Should I really avoid OVH for production app? - benishak
All the reviews on the internet about OVH are really bad suggesting to avoid them, a lot of people complains about bad support, but also some said it is scam, or network is really bad and hardwares are very bad quality. Some people said that OVH will take the server offline for non reason claming is being hacked or something. The reviews are really bad 2&#x2F;10 and worse.
I used OVH before in the late 2007-2009 and they were fine, even support was acceptable. Did they become bad now ? I actually don&#x27;t care about support but network and hardwares and a fast response on support if the server is down due to hardware failures or networks issue.
======
aminozuur
OVH is one of the largest VPS companies on the planet, they didn't get there
if they sucked as bad as you make them out to be. I recently switched over to
a OVH VPS (just $3.5/month) for 1 project (I usually use Digital Ocean)
because OVH has excellent DDoS mitigation (while that is non existent at DO).
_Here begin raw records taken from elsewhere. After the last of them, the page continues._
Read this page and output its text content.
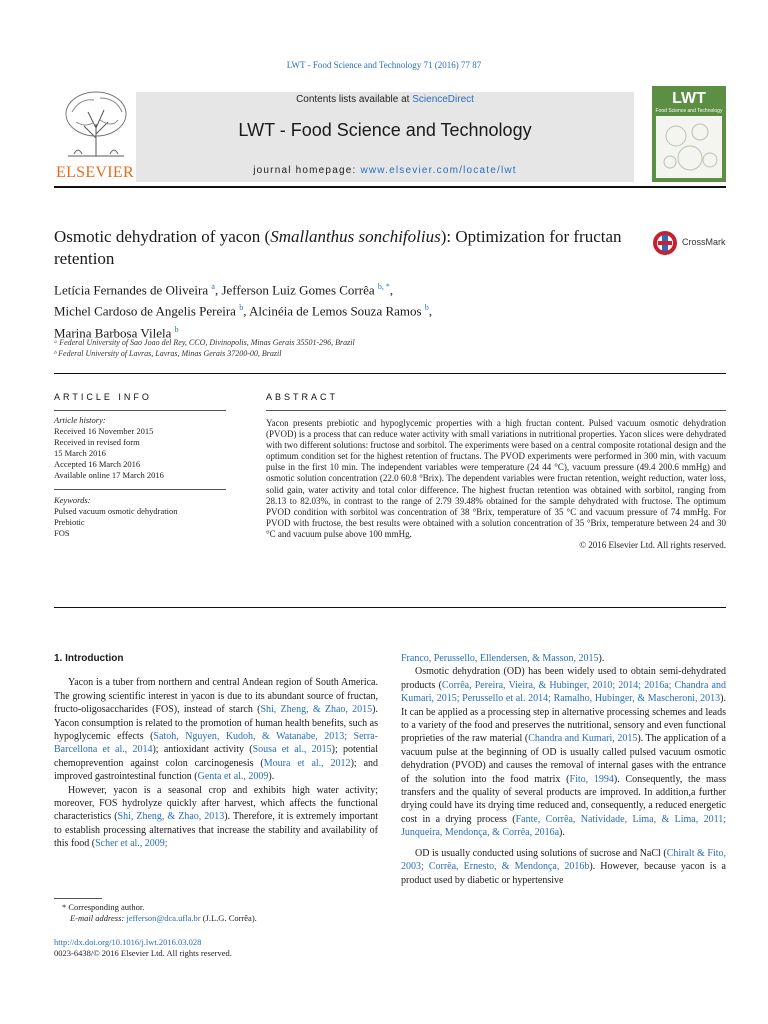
LWT - Food Science and Technology 71 (2016) 77 87
ELSEVIER
Contents lists available at ScienceDirect
LWT - Food Science and Technology
journal homepage: www.elsevier.com/locate/lwt
LWT
Food Science and Technology
Osmotic dehydration of yacon (Smallanthus sonchifolius): Optimization for fructan retention
CrossMark
Letícia Fernandes de Oliveira $^a$, Jefferson Luiz Gomes Corrêa $^{b, *}$,
Michel Cardoso de Angelis Pereira $^b$, Alcinéia de Lemos Souza Ramos $^b$,
Marina Barbosa Vilela $^b$
ᵃ Federal University of Sao Joao del Rey, CCO, Divinopolis, Minas Gerais 35501-296, Brazil
ᵇ Federal University of Lavras, Lavras, Minas Gerais 37200-00, Brazil
ARTICLE INFO
Article history:
Received 16 November 2015
Received in revised form
15 March 2016
Accepted 16 March 2016
Available online 17 March 2016
Keywords:
Pulsed vacuum osmotic dehydration
Prebiotic
FOS
ABSTRACT
Yacon presents prebiotic and hypoglycemic properties with a high fructan content. Pulsed vacuum osmotic dehydration (PVOD) is a process that can reduce water activity with small variations in nutritional properties. Yacon slices were dehydrated with two different solutions: fructose and sorbitol. The experiments were based on a central composite rotational design and the optimum condition set for the highest retention of fructans. The PVOD experiments were performed in 300 min, with vacuum pulse in the first 10 min. The independent variables were temperature (24 44 °C), vacuum pressure (49.4 200.6 mmHg) and osmotic solution concentration (22.0 60.8 °Brix). The dependent variables were fructan retention, weight reduction, water loss, solid gain, water activity and total color difference. The highest fructan retention was obtained with sorbitol, ranging from 28.13 to 82.03%, in contrast to the range of 2.79 39.48% obtained for the sample dehydrated with fructose. The optimum PVOD condition with sorbitol was concentration of 38 °Brix, temperature of 35 °C and vacuum pressure of 74 mmHg. For PVOD with fructose, the best results were obtained with a solution concentration of 35 °Brix, temperature between 24 and 30 °C and vacuum pulse above 100 mmHg.
© 2016 Elsevier Ltd. All rights reserved.
1. Introduction

Yacon is a tuber from northern and central Andean region of South America. The growing scientific interest in yacon is due to its abundant source of fructan, fructo-oligosaccharides (FOS), instead of starch (Shi, Zheng, & Zhao, 2015). Yacon consumption is related to the promotion of human health benefits, such as hypoglycemic effects (Satoh, Nguyen, Kudoh, & Watanabe, 2013; Serra-Barcellona et al., 2014); antioxidant activity (Sousa et al., 2015); potential chemoprevention against colon carcinogenesis (Moura et al., 2012); and improved gastrointestinal function (Genta et al., 2009).

However, yacon is a seasonal crop and exhibits high water activity; moreover, FOS hydrolyze quickly after harvest, which affects the functional characteristics (Shi, Zheng, & Zhao, 2013). Therefore, it is extremely important to establish processing alternatives that increase the stability and availability of this food (Scher et al., 2009;

Franco, Perussello, Ellendersen, & Masson, 2015).

Osmotic dehydration (OD) has been widely used to obtain semi-dehydrated products (Corrêa, Pereira, Vieira, & Hubinger, 2010; 2014; 2016a; Chandra and Kumari, 2015; Perussello et al. 2014; Ramalho, Hubinger, & Mascheroni, 2013). It can be applied as a processing step in alternative processing schemes and leads to a variety of the food and preserves the nutritional, sensory and even functional proprieties of the raw material (Chandra and Kumari, 2015). The application of a vacuum pulse at the beginning of OD is usually called pulsed vacuum osmotic dehydration (PVOD) and causes the removal of internal gases with the entrance of the solution into the food matrix (Fito, 1994). Consequently, the mass transfers and the quality of several products are improved. In addition,a further drying could have its drying time reduced and, consequently, a reduced energetic cost in a drying process (Fante, Corrêa, Natividade, Lima, & Lima, 2011; Junqueira, Mendonça, & Corrêa, 2016a).

OD is usually conducted using solutions of sucrose and NaCl (Chiralt & Fito, 2003; Corrêa, Ernesto, & Mendonça, 2016b). However, because yacon is a product used by diabetic or hypertensive

* Corresponding author.
E-mail address: jefferson@dca.ufla.br (J.L.G. Corrêa).
http://dx.doi.org/10.1016/j.lwt.2016.03.028
0023-6438/© 2016 Elsevier Ltd. All rights reserved.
OVH's website looks ugly, if you are used to DO's beautiful interface, but
they are good. I tested their DDoS protection and is is second to none.

------
lnalx
I'm an OVH customer for 5 years, at the beginning all was very great, no
problems at all. After several years I switched to Kimsufi (their cheap
dedicated server) but it was a mess: Never had a day without a disk failure or
good response time. I quit for 2 years (for Online.net) and I've recently
bought a VPS for production usage and after some hours problems came again...
It's incredible! I cross the fingers for the future but I'll not switch all my
servers in their datacenters.

As a french, I'm proud of OVH as a french company but they favor service
quantity over service quality and that's a shame.

------
hackerboos
I used to get frequent downtime from them when I used dedicated machines,
about 4 hours a month. These days I use their VPS for staging environments and
gitlab-agents.

I don't use them for gitlab or production because they do not meet the
uptime/response time standards I require (300ms pings from Toronto to their
Montreal datacentre).

They are cheaper but if the above is more important than raw power then I'd go
elsewhere.

Edit: I haven't used their Public cloud offering yet, that might have improved
performance over their dedicated boxes and cheap VPS.

------
zerognowl
OVH are a catch all solution for hosting, and spread themselves very thin,
similar to GoDaddy who try to do everything-all-at-once That's not to say I
don't like OVH, but if it's a VPS then my default reply is Digital Ocean who
happen to _specialize_ in this area. From my experience, OVH support is fast
and reliable. OVH's unique selling point is their selection of domains.
(They're the only company I know who can sell rare ccTLD at an affordable
price).

------
rngesus
I've used OVH for more than three years professionally for both production and
development applications without any issues or problems.

Their customer support is indeed quite ever so lacking, but you generally
never need them unless you run into a issue with the hardware, or the network.

------
Axsuul
I have a dedi from SYS, a reseller of OVH with 32 GB RAM for about $50/month.
It's a great value for what you can get and haven't really had an significant
issues for the past 2 years that we've had it.

------
ancymon
I heard an advice that it's best to pay them on monthly basis. In that case
when you encounter hardware problem you just buy a new VPS instead of dealing
with support.

------
pravula
I was going to ask something similar and was surprised to find a thread. I
have been trying to signup for an account and get a vps for 2 days now. Wow,
what a horrible website.